Some of these uncertainties can be reduced by research. Yet if there is one lesson we have learned from ecology, it is that the more closely we look at an ecosystem the more complex it becomes. Now we are contemplating technologies that would attempt to manipulate the grandest and most complex ecosystem of them all — the planet itself. Sulfate aerosol spraying would change not just the temperature but the ozone layer, global rainfall patterns and the biosphere, too.
Spraying sulfate particles, the method most likely to be implemented, is classified as a form of “solar radiation management,” an Orwellian term that some of its advocates have sought to reframe as “climate remediation.”
Yet if the “remedy” were fully deployed to reduce the earth’s temperature, then at least 10 years of global climate observations would be needed to separate out the effects of the solar filter from other causes of climatic variability, according to some scientists.
If after five years of filtered sunlight a disaster occurred — a drought in India and Pakistan, for example, a possible effect in one of the modeling studies — we would not know whether it was caused by global warming, the solar filter or natural variability. And if India suffered from the effects of global dimming while the United States enjoyed more clement weather, it would matter a great deal which country had its hand on the global thermostat.
So who would be turning the dial on the earth’s climate? Research is concentrated in the United States, Britain and Germany, though China recently added geoengineering to its research priorities.
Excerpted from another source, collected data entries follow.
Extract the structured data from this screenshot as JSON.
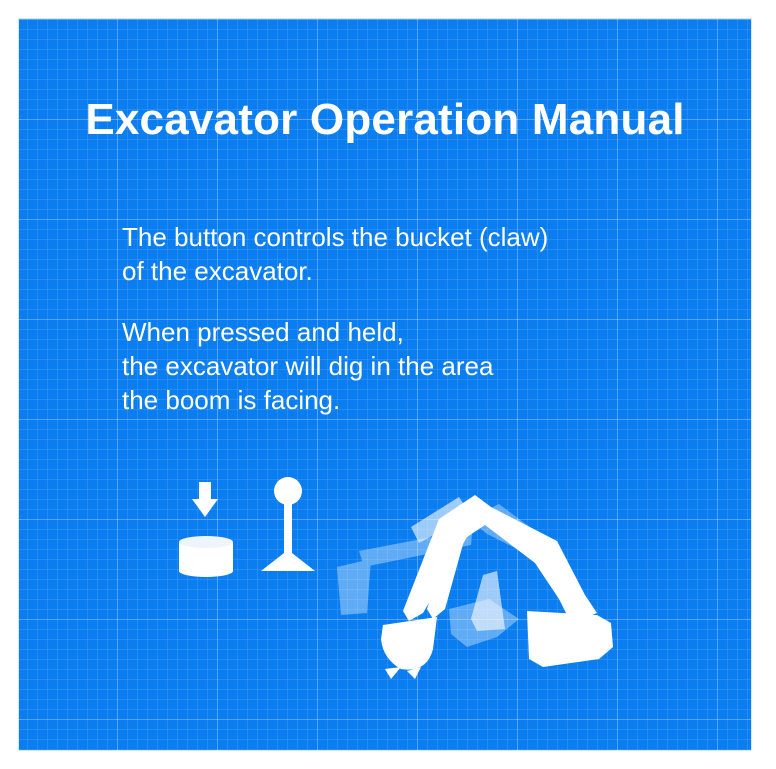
{
  "manual": {
    "title": "Excavator Operation Manual",
    "paragraph1": [
      "The button controls the bucket (claw)",
      "of the excavator."
    ],
    "paragraph2": [
      "When pressed and held,",
      "the excavator will dig in the area",
      "the boom is facing."
    ]
  },
  "illustration": {
    "icons": [
      "press-arrow-icon",
      "button-icon",
      "joystick-icon",
      "excavator-icon"
    ],
    "colors": {
      "background": "#0a7ef0",
      "grid": "#ffffff",
      "foreground": "#ffffff"
    }
  }
}
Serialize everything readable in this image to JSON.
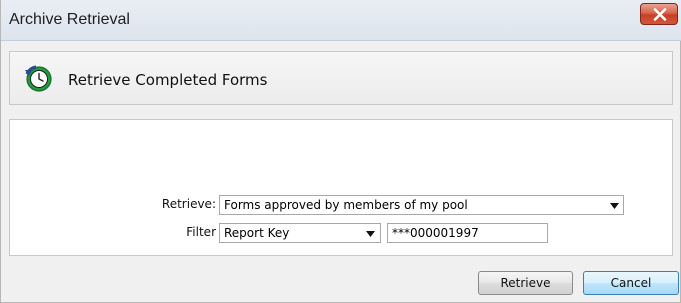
{
  "window": {
    "title": "Archive Retrieval",
    "close_icon": "close-icon"
  },
  "header": {
    "icon": "retrieve-archive-icon",
    "title": "Retrieve Completed Forms"
  },
  "form": {
    "retrieve_label": "Retrieve:",
    "retrieve_value": "Forms approved by members of my pool",
    "filter_label": "Filter",
    "filter_value": "Report Key",
    "filter_text": "***000001997"
  },
  "buttons": {
    "retrieve": "Retrieve",
    "cancel": "Cancel"
  },
  "colors": {
    "close_button": "#c64125",
    "default_button_border": "#3c7fb1"
  }
}
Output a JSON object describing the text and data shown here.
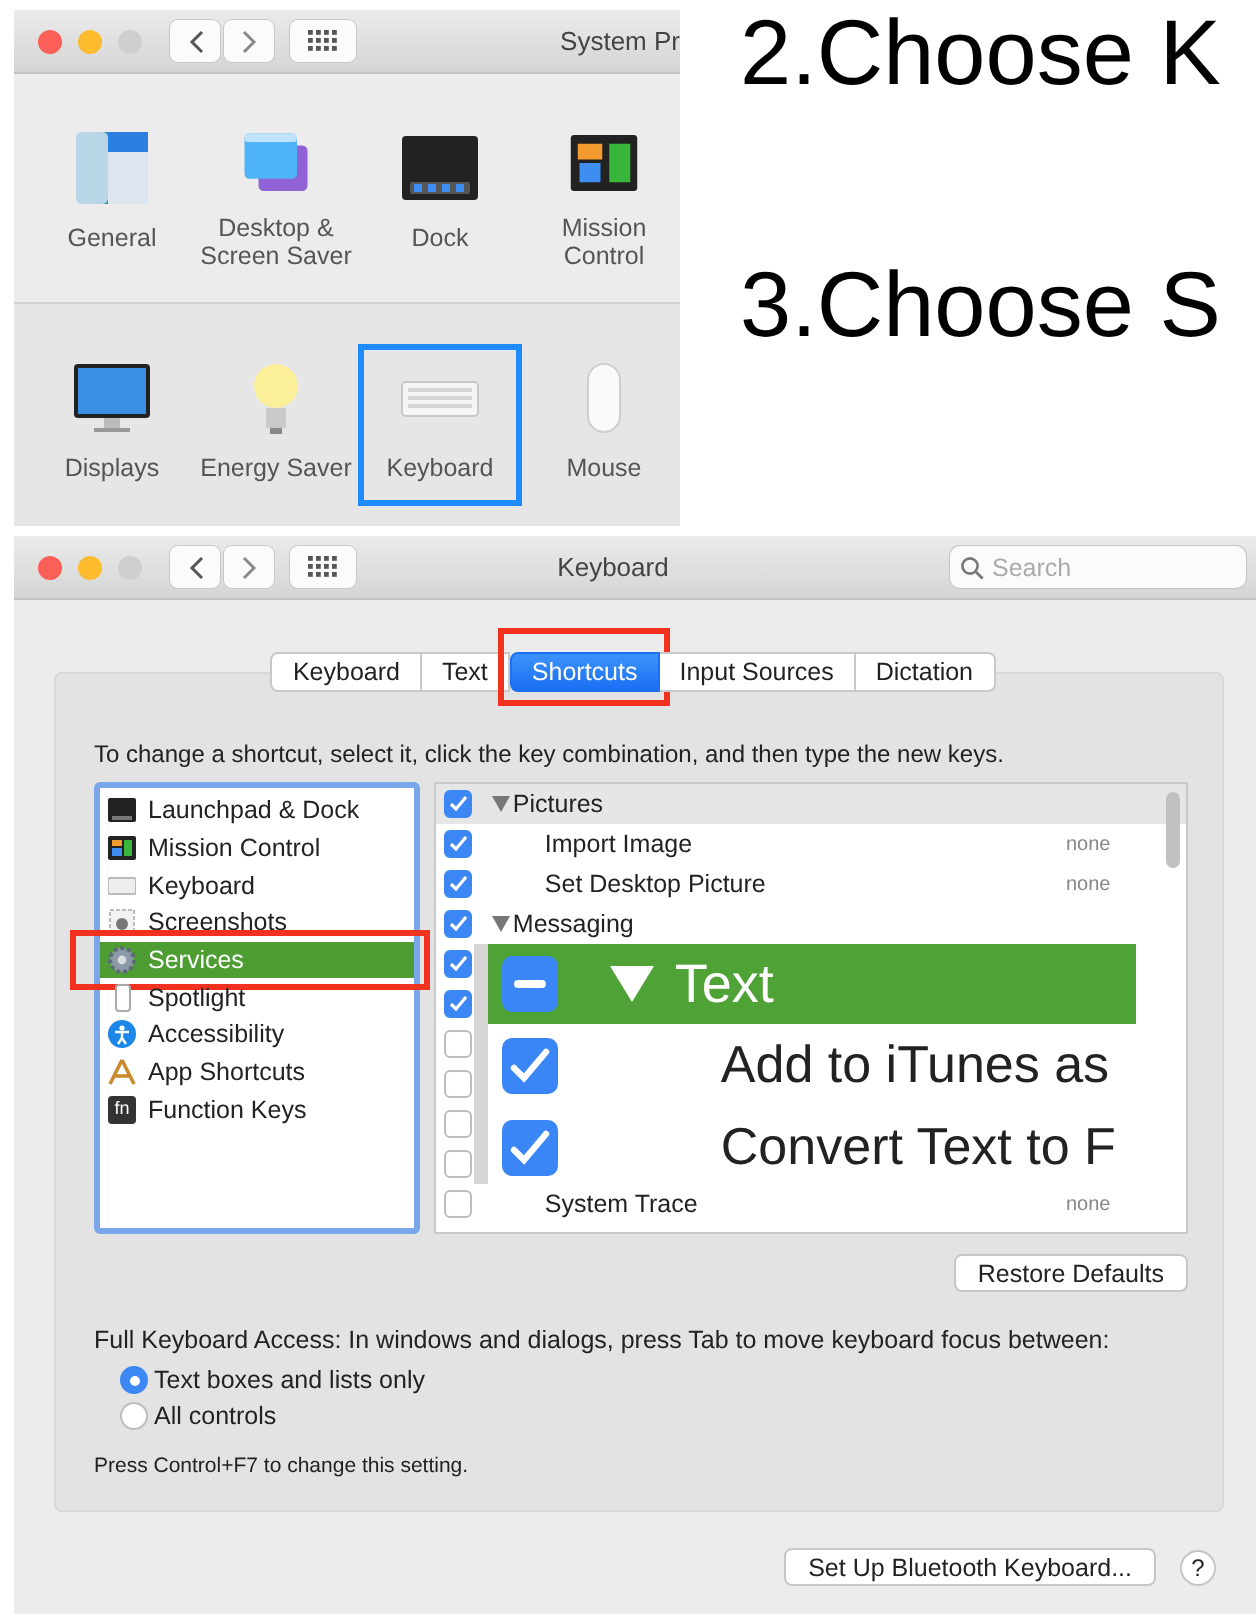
{
  "steps": [
    {
      "text": "2.Choose K"
    },
    {
      "text": "3.Choose S"
    }
  ],
  "prefs_window": {
    "title": "System Pr",
    "sections": [
      {
        "panes": [
          {
            "label": "General",
            "selected": false
          },
          {
            "label": "Desktop & Screen Saver",
            "selected": false
          },
          {
            "label": "Dock",
            "selected": false
          },
          {
            "label": "Mission Control",
            "selected": false
          }
        ]
      },
      {
        "panes": [
          {
            "label": "Displays",
            "selected": false
          },
          {
            "label": "Energy Saver",
            "selected": false
          },
          {
            "label": "Keyboard",
            "selected": true
          },
          {
            "label": "Mouse",
            "selected": false
          }
        ]
      }
    ]
  },
  "keyboard_window": {
    "title": "Keyboard",
    "search": {
      "placeholder": "Search"
    },
    "tabs": [
      {
        "label": "Keyboard",
        "selected": false
      },
      {
        "label": "Text",
        "selected": false
      },
      {
        "label": "Shortcuts",
        "selected": true
      },
      {
        "label": "Input Sources",
        "selected": false
      },
      {
        "label": "Dictation",
        "selected": false
      }
    ],
    "instruction": "To change a shortcut, select it, click the key combination, and then type the new keys.",
    "categories": [
      {
        "label": "Launchpad & Dock",
        "selected": false
      },
      {
        "label": "Mission Control",
        "selected": false
      },
      {
        "label": "Keyboard",
        "selected": false
      },
      {
        "label": "Screenshots",
        "selected": false
      },
      {
        "label": "Services",
        "selected": true
      },
      {
        "label": "Spotlight",
        "selected": false
      },
      {
        "label": "Accessibility",
        "selected": false
      },
      {
        "label": "App Shortcuts",
        "selected": false
      },
      {
        "label": "Function Keys",
        "icon_text": "fn",
        "selected": false
      }
    ],
    "shortcuts": [
      {
        "kind": "group",
        "label": "Pictures",
        "checked": true,
        "selected": true
      },
      {
        "kind": "item",
        "label": "Import Image",
        "shortcut": "none",
        "checked": true,
        "selected": false
      },
      {
        "kind": "item",
        "label": "Set Desktop Picture",
        "shortcut": "none",
        "checked": true,
        "selected": false
      },
      {
        "kind": "group",
        "label": "Messaging",
        "checked": true,
        "selected": false
      },
      {
        "kind": "hidden",
        "checked": true,
        "selected": false
      },
      {
        "kind": "hidden",
        "checked": true,
        "selected": false
      },
      {
        "kind": "hidden",
        "checked": false,
        "selected": false
      },
      {
        "kind": "hidden",
        "checked": false,
        "selected": false
      },
      {
        "kind": "hidden",
        "checked": false,
        "selected": false
      },
      {
        "kind": "hidden",
        "checked": false,
        "selected": false
      },
      {
        "kind": "item",
        "label": "System Trace",
        "shortcut": "none",
        "checked": false,
        "selected": false
      }
    ],
    "magnifier": {
      "header": {
        "label": "Text",
        "mixed": true
      },
      "rows": [
        {
          "label": "Add to iTunes as",
          "checked": true
        },
        {
          "label": "Convert Text to F",
          "checked": true
        }
      ]
    },
    "restore_button": "Restore Defaults",
    "access_label": "Full Keyboard Access: In windows and dialogs, press Tab to move keyboard focus between:",
    "access_options": [
      {
        "label": "Text boxes and lists only",
        "selected": true
      },
      {
        "label": "All controls",
        "selected": false
      }
    ],
    "note": "Press Control+F7 to change this setting.",
    "bluetooth_button": "Set Up Bluetooth Keyboard...",
    "help_button": "?"
  }
}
Some geoengineering schemes are sufficiently cheap and uncomplicated to be deployed by any midsize nation, or even a billionaire with a messiah complex.
We can imagine a situation 30 years hence in which the Chinese Communist Party’s grip on power is threatened by chaotic protests ignited by a devastating drought and famine. If the alternative to losing power were attempting a rapid cooling of the planet through a sulfate aerosol shield, how would it play out? A United States president might publicly condemn the Chinese but privately commit to not shooting down their planes, or to engage in “counter-geoengineering.”
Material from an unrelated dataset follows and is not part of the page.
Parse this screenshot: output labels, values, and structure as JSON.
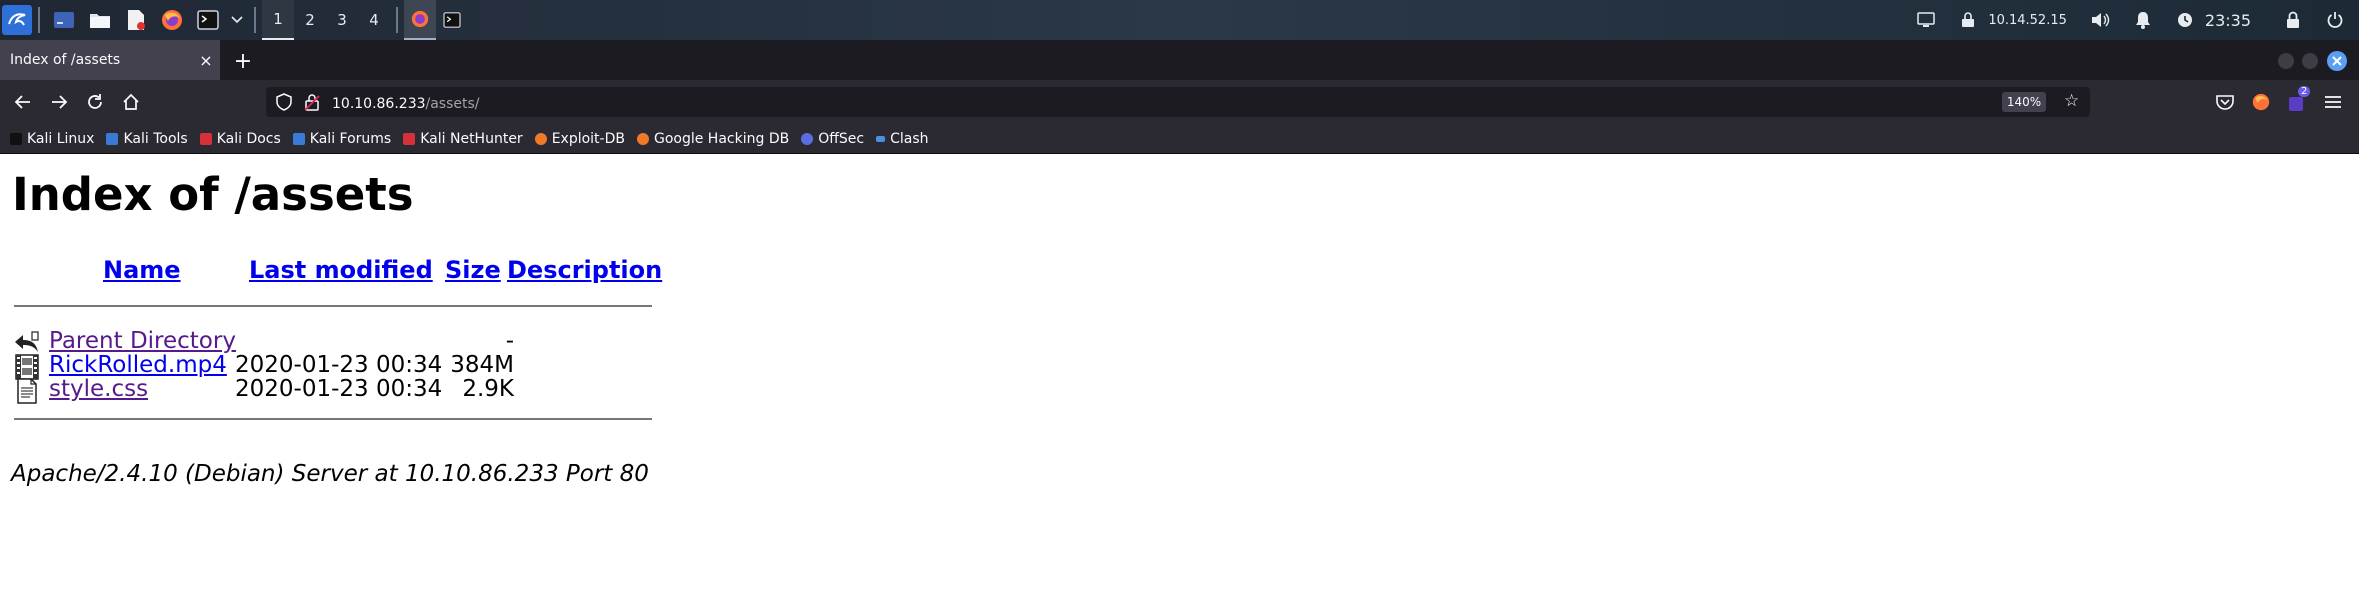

Little wonder that military strategists are taking a close interest in geoengineering. Anxious about Western geopolitical hubris, developing nations have begun to argue for a moratorium on experiments until there is agreement on some kind of global governance system.
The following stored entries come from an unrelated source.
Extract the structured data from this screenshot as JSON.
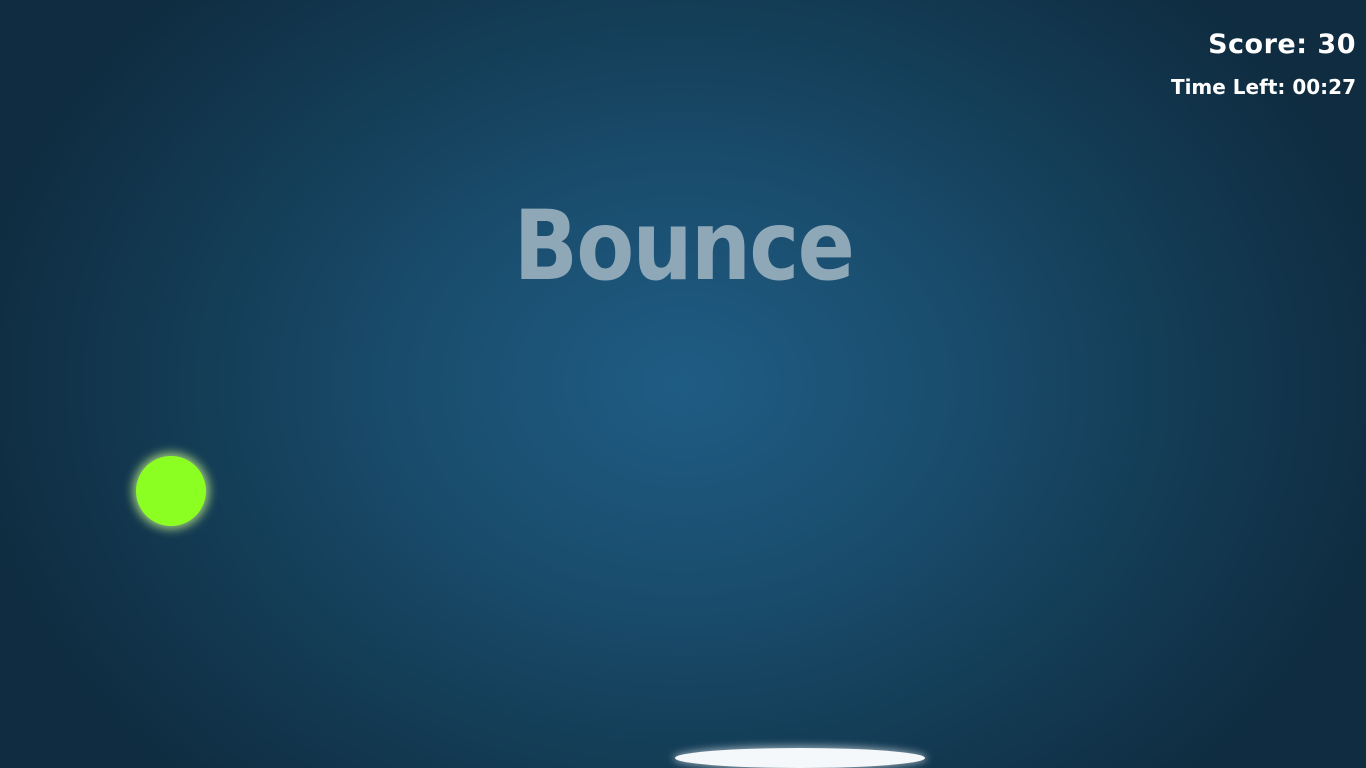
{
  "game": {
    "title": "Bounce"
  },
  "hud": {
    "score_text": "Score: 30",
    "time_text": "Time Left: 00:27"
  },
  "colors": {
    "background_center": "#1f5c84",
    "background_edge": "#0f2c40",
    "ball": "#8cff22",
    "paddle": "#f4f8fa",
    "title": "#8fa8b8",
    "hud_text": "#ffffff"
  }
}
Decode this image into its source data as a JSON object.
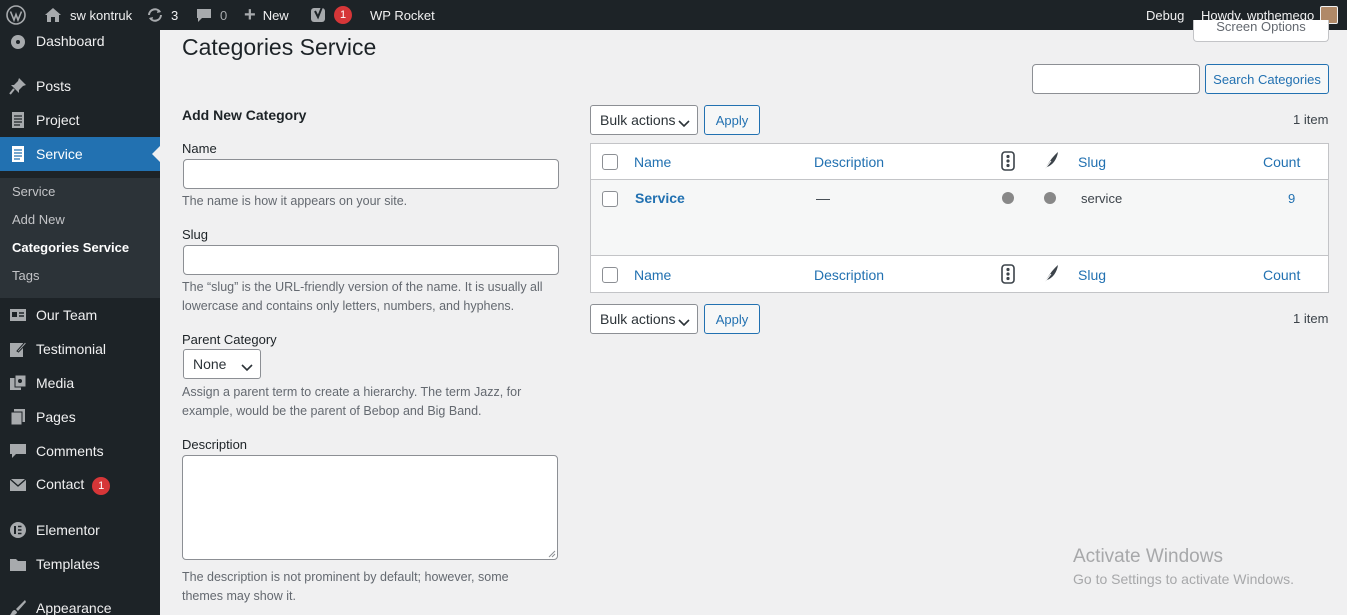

Engineering the climate is intuitively appealing to a powerful strand of Western technological thought that sees no ethical or other obstacle to total domination of nature. And that is why some conservative think tanks that have for years denied or downplayed the science of climate change suddenly support geoengineering, the solution to a problem they once said did not exist.
All of which points to perhaps the greatest risk of research into geoengineering — it will erode the incentive to curb emissions. Think about it: no need to take on powerful fossil-fuel companies, no need to tax gasoline or electricity, no need to change our lifestyles.
In the end, how we think about geoengineering depends on how we understand climate disruption. If our failure to cut emissions is a result of the power of corporate interests, the fetish for economic growth and the comfortable conservatism of a consumer society, then resorting to climate engineering allows us to avoid facing up to social dysfunction, at least for as long as it works.
So the battle lines are being drawn over the future of the planet. While the Pentagon “weaponeer” and geoengineering enthusiast Lowell Wood, an astrophysicist, has proclaimed, “We’ve engineered every other environment we live in — why not the planet?” a more humble climate scientist, Ronald G. Prinn of the Massachusetts Institute of Technology, has asked, “How can you engineer a system you don’t understand?”